Magoro stressed that servitude acquisitions posed a distinct challenge to ITPs and South Africa would have to clarify upfront whether or not the National Transmission Company South Africa (NTCSA), which is in the process of being vertically separated from within Eskom, would be expected to lead land acquisitions and/or expropriations for such projects.

In addition, the fact that the ITPs would be transferred back to the NTCSA after a period of private operation would add another layer of complexity and risk that would have to be addressed.
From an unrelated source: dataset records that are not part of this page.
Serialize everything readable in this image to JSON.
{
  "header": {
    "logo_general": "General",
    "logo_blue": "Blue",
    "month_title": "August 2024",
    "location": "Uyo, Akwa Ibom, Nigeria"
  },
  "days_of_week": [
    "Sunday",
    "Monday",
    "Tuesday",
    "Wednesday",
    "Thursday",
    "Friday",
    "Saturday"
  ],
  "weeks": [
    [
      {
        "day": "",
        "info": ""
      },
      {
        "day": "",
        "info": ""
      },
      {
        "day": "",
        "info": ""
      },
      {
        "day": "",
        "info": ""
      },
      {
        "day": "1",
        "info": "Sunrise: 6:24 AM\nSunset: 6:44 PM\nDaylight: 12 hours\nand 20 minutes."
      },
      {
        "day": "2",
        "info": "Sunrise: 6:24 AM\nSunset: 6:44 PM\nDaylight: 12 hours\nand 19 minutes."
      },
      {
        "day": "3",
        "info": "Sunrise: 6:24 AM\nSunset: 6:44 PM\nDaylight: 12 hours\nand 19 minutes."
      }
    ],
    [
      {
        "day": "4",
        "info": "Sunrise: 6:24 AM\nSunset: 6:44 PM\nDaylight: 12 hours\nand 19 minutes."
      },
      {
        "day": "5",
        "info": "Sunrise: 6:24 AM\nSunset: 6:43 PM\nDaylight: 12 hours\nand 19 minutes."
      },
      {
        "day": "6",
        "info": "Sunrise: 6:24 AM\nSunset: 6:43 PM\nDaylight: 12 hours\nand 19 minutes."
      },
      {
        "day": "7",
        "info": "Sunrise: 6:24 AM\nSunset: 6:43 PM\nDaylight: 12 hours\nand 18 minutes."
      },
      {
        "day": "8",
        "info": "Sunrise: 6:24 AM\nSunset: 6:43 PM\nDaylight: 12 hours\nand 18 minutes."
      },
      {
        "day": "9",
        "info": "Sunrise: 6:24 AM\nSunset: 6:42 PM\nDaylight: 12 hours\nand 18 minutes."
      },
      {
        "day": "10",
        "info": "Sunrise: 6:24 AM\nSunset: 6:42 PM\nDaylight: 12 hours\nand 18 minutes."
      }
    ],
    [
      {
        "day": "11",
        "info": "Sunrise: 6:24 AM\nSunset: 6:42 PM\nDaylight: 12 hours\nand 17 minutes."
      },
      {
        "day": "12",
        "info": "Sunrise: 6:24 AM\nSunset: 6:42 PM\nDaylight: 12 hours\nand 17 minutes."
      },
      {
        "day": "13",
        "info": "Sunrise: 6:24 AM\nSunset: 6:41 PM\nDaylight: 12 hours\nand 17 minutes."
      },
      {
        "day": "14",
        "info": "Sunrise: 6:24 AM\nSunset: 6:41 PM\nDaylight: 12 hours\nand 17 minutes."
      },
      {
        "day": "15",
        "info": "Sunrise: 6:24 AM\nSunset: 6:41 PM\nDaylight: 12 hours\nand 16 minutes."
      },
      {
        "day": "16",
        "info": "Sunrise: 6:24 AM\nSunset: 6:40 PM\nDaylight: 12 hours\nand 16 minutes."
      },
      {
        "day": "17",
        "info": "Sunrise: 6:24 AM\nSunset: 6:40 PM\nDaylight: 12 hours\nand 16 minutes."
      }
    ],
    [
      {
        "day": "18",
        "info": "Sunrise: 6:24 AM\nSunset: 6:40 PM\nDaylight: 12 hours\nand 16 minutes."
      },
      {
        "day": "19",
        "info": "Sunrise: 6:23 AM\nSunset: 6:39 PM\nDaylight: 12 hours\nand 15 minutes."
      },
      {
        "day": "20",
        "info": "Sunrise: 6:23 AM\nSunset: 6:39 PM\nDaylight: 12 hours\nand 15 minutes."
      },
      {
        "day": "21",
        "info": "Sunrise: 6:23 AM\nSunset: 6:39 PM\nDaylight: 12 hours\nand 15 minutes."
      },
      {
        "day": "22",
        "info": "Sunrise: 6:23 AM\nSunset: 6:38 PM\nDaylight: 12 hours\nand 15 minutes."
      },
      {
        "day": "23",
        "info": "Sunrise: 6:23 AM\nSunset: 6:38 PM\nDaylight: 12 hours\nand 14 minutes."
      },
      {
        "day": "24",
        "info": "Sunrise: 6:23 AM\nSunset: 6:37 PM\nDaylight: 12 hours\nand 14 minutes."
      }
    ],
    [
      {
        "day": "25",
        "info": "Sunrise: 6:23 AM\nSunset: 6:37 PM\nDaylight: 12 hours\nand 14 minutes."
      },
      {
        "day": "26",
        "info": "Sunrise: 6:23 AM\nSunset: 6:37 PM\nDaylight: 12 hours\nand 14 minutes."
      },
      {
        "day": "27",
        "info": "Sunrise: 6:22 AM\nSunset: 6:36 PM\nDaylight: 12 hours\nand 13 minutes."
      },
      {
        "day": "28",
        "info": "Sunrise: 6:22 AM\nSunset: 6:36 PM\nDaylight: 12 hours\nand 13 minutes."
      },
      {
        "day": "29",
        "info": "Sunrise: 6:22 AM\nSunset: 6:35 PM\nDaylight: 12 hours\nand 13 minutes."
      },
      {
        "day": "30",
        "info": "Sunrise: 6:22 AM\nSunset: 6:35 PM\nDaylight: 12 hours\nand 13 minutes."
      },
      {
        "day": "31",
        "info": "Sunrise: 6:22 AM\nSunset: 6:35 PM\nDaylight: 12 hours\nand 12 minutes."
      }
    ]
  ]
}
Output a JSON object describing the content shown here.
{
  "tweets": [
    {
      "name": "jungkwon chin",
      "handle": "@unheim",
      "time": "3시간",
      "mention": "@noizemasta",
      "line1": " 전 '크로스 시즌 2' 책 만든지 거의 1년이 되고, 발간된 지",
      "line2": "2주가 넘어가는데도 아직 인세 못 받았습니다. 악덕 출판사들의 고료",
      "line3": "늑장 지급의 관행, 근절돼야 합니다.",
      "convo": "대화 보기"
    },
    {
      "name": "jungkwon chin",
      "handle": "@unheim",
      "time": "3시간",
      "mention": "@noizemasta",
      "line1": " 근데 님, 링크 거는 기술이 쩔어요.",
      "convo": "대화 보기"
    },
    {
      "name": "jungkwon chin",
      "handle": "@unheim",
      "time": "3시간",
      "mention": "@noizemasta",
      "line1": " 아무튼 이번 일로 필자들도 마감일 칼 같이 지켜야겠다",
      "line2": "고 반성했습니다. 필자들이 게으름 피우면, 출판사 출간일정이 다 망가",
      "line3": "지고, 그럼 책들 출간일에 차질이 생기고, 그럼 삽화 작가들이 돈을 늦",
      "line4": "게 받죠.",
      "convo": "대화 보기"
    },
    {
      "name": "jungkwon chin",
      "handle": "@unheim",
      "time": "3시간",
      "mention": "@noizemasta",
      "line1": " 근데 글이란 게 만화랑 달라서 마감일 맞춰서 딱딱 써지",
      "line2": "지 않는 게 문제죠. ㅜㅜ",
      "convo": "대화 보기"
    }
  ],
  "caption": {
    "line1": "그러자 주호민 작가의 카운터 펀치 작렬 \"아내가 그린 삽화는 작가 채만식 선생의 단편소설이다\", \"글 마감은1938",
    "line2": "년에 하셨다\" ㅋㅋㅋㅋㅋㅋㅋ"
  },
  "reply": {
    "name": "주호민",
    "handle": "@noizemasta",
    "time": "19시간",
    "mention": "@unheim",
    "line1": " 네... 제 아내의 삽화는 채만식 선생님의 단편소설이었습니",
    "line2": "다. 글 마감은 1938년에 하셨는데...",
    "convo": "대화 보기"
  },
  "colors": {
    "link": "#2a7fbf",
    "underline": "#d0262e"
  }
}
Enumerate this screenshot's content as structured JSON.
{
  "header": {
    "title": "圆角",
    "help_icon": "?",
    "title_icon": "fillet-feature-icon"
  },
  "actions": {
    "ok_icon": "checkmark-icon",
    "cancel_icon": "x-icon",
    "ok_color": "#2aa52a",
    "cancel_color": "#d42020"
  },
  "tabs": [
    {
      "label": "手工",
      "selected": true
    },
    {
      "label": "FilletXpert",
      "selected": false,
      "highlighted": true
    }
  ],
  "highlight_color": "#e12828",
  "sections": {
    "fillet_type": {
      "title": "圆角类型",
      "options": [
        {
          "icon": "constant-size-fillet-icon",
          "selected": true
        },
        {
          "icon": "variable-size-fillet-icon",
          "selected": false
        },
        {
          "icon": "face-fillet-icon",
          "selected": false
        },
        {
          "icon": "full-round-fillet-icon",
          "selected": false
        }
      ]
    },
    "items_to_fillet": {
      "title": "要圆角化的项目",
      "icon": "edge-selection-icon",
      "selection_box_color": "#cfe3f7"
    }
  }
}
Magoro argued, though, that some of the generic lessons from the IPP experience relating to risk allocation and the need for ongoing stakeholder buy-in and convergence, including with the National Energy Regulator of South Africa, could be transferred to ITP programme.

That said, he also cautioned that it could take some time to establish a procurement rhythm, noting that an entirely new “ecosystem” of participants would have to be created, as very few IPPs saw themselves as grid operators.

Meanwhile, Lekhethe reported that the National Treasury was also prioritising other initiatives to improve the environment for higher levels of clean-energy investment and to ensure that limited government resources were used to stimulate such investments.

While describing the R300-billion in contingent liabilities arising from government guarantees extended to support IPP procurement as “unsustainable”, she revealed that work was under way with the African Development Bank and the World Bank to assess prospects for a “credit guarantee vehicle” to help reduce government’s exposure.

The National Treasury was also seeking to unlock the $11.5-billion in pledges made to the country’s Just Energy Transition Investment Plan, including through investments made at a municipal level.


Lekhethe also announced that government aimed to use the platform that would be created by South Africa’s hosting of the G20 in 2025 to urge the International Monetary Fund to use its Special Drawing Rights assets in a way that could help Africa invest in green infrastructure.

“This is not going to be easy,” she acknowledged.

The ‘Mobilising Investment for Clean Energy in South Africa’ report calculates that South Africa alone needs to invest R600-billion up until 2030 in new clean generation and grid infrastructure “to set the country on a just energy transition pathway”.

Published by the Development Bank of Southern Africa in collaboration with the World Economic Forum and supported by Accenture, the report includes policy and nonpolicy recommendations for enhancing the investment environment in the country.